The cops go to arrest the two rich kids, Carlton Campbell and Logan Rudman, and hey, James Morrison (24‘s Bill Buchanan) plays Carlton’s dad! He is, of course, a rich guy with a major stick shoved up somewhere. Even cooler is that Catherine Dent (The Shield) plays the rich kids’ defense lawyer. She paints Patrick as a borderline sociopath and rapist. Patrick, in turn, says that they’ve done all sorts of unsavory things and Carlton’s dad helped to cover them up. Some forensic evidence from the home fireplace proves just that, so Morales decides to charge the father as well. This leads to him exposing the father in a grand jury hearing as the enabler of the rich kids’ crimes, which gives him leverage to turn the father against his own son, and the kids all get convicted. It’s a smooth move on Morales’ part (if a bit self-serving, as is pointed out to him by his second chair), but any of the Law & Order EADAs would have made it crackle with energy. Here, it’s just a neat little way to quickly wrap up another unengaging episode.
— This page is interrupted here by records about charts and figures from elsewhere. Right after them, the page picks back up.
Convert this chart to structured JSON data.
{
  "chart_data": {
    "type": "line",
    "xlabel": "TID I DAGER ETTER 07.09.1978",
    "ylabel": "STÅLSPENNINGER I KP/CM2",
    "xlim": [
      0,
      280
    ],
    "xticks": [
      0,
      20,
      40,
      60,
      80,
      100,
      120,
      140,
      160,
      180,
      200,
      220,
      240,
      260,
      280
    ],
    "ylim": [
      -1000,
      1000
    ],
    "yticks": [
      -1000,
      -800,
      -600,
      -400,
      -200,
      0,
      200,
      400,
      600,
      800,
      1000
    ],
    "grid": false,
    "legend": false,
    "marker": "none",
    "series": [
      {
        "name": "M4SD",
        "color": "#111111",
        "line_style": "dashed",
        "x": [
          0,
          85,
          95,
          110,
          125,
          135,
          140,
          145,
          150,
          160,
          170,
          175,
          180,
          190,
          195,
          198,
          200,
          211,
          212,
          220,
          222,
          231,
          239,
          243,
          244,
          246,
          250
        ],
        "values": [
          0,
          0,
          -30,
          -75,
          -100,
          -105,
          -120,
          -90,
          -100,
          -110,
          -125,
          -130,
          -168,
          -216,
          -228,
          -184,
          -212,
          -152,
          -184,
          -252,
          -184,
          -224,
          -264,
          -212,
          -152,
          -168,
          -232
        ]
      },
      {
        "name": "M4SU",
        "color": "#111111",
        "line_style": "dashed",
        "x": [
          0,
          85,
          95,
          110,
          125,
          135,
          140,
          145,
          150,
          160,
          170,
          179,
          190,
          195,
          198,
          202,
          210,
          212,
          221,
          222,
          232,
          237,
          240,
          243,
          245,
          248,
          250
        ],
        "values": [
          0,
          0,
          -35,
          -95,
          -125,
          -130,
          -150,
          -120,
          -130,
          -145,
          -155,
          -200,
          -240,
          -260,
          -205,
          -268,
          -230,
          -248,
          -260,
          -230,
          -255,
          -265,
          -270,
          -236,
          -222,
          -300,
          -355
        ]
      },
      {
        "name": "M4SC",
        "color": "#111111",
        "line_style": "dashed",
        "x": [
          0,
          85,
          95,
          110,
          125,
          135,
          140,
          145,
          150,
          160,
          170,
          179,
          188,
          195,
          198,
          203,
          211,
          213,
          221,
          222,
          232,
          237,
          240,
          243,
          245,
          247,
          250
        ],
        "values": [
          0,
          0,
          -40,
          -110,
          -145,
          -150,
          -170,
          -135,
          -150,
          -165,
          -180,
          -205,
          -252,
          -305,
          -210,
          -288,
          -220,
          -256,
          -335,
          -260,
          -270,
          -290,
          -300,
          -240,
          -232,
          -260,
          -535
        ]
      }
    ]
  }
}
While this episode shows at least one hint (in the restoration of the opening narration) that the show’s producers are aware of the fact that Los Angeles pales in comparison to Law & Order, it’s still a flat rendering. Once again, the guest stars are of a great caliber, but that only puts the weakness of the underdeveloped regulars in a harsher light. There are a few little nagging details (Since when do DDA’s go out on the serving of search warrants? Is the need to catch a wave really a motive for murder?). Also getting mildly annoying are such cutesy Los Angeles quirks as introducing every episode with pop music and naming every one after a city (next week’s episode is called “Sylmar”). Really, Los Angeles, don’t try to show us how cool you are. Just give us interesting characters and a good story.
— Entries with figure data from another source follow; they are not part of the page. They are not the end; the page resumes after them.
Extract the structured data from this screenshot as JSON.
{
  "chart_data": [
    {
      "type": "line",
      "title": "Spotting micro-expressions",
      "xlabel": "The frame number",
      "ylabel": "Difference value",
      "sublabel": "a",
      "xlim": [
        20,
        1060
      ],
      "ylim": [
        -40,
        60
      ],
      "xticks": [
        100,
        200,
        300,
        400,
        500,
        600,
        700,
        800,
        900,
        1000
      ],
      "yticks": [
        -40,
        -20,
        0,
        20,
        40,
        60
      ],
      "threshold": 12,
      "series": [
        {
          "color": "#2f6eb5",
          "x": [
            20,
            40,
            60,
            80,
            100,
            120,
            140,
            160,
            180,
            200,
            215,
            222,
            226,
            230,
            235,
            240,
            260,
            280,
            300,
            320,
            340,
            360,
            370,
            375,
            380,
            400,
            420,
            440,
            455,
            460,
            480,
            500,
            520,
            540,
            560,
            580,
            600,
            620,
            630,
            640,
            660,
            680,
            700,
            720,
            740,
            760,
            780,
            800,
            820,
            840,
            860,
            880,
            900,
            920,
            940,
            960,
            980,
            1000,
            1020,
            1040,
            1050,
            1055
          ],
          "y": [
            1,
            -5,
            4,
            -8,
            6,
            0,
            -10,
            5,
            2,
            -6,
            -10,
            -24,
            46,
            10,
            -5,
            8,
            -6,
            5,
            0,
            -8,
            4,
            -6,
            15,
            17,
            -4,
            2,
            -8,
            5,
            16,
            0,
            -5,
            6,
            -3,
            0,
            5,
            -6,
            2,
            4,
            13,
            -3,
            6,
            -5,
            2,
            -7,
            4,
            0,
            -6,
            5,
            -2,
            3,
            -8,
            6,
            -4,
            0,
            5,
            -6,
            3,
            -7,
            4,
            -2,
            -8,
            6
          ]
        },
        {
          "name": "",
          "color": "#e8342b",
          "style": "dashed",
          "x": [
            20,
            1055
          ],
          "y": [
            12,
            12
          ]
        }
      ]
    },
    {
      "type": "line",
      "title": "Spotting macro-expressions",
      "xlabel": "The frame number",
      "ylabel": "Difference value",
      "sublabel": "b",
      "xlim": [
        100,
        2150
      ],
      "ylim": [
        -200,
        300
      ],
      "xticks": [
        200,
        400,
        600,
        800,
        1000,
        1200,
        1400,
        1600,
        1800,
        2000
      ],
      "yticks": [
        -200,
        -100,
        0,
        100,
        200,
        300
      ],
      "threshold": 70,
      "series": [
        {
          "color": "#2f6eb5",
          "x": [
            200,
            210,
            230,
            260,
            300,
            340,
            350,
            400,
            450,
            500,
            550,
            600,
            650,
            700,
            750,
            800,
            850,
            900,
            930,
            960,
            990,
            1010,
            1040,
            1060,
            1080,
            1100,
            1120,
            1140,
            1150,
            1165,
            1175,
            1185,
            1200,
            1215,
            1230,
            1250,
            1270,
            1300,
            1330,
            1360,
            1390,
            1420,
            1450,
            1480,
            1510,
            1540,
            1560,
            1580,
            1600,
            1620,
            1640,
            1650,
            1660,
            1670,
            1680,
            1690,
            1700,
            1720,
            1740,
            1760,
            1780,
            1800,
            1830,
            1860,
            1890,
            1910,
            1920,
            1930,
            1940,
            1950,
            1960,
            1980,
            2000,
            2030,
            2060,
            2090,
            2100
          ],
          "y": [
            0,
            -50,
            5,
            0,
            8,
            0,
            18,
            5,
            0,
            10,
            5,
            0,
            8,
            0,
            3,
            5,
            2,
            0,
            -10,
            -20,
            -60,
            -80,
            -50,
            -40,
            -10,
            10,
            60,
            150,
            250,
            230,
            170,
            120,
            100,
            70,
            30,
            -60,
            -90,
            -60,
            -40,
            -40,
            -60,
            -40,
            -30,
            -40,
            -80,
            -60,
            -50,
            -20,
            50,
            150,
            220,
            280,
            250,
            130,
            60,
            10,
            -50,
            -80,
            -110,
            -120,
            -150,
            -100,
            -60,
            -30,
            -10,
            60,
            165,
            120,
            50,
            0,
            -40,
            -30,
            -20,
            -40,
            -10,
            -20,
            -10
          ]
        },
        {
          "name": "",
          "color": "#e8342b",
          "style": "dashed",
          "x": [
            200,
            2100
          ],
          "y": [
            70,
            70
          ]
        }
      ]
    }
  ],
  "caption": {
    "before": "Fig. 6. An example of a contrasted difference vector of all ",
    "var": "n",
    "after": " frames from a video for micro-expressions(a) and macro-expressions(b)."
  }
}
Then there’s a behind-the-scenes question: weirdly, Internet Movie Database lists this as the fourth episode, and shows that Terrence Howard should have been in it; the alleged third episode is called “Playa Vista,” features Alfred Molina, and yet isn’t listed for broadcast at all. Who knows what happened there? Yet it doesn’t make much difference to me, because Law & Order: Los Angeles still remains a show that I’m not clamoring to watch. Until it stops worrying about the package and actually develops what’s inside, it’s going to be all glamour and no heart. Especially with the US arrival of the very well done Law & Order: UK, Los Angeles is definitely being shown to be a lesser entry in the franchise, and I’m afraid that if it doesn’t show us something soon, it may go the way of Conviction and Law & Order: Trial By Jury.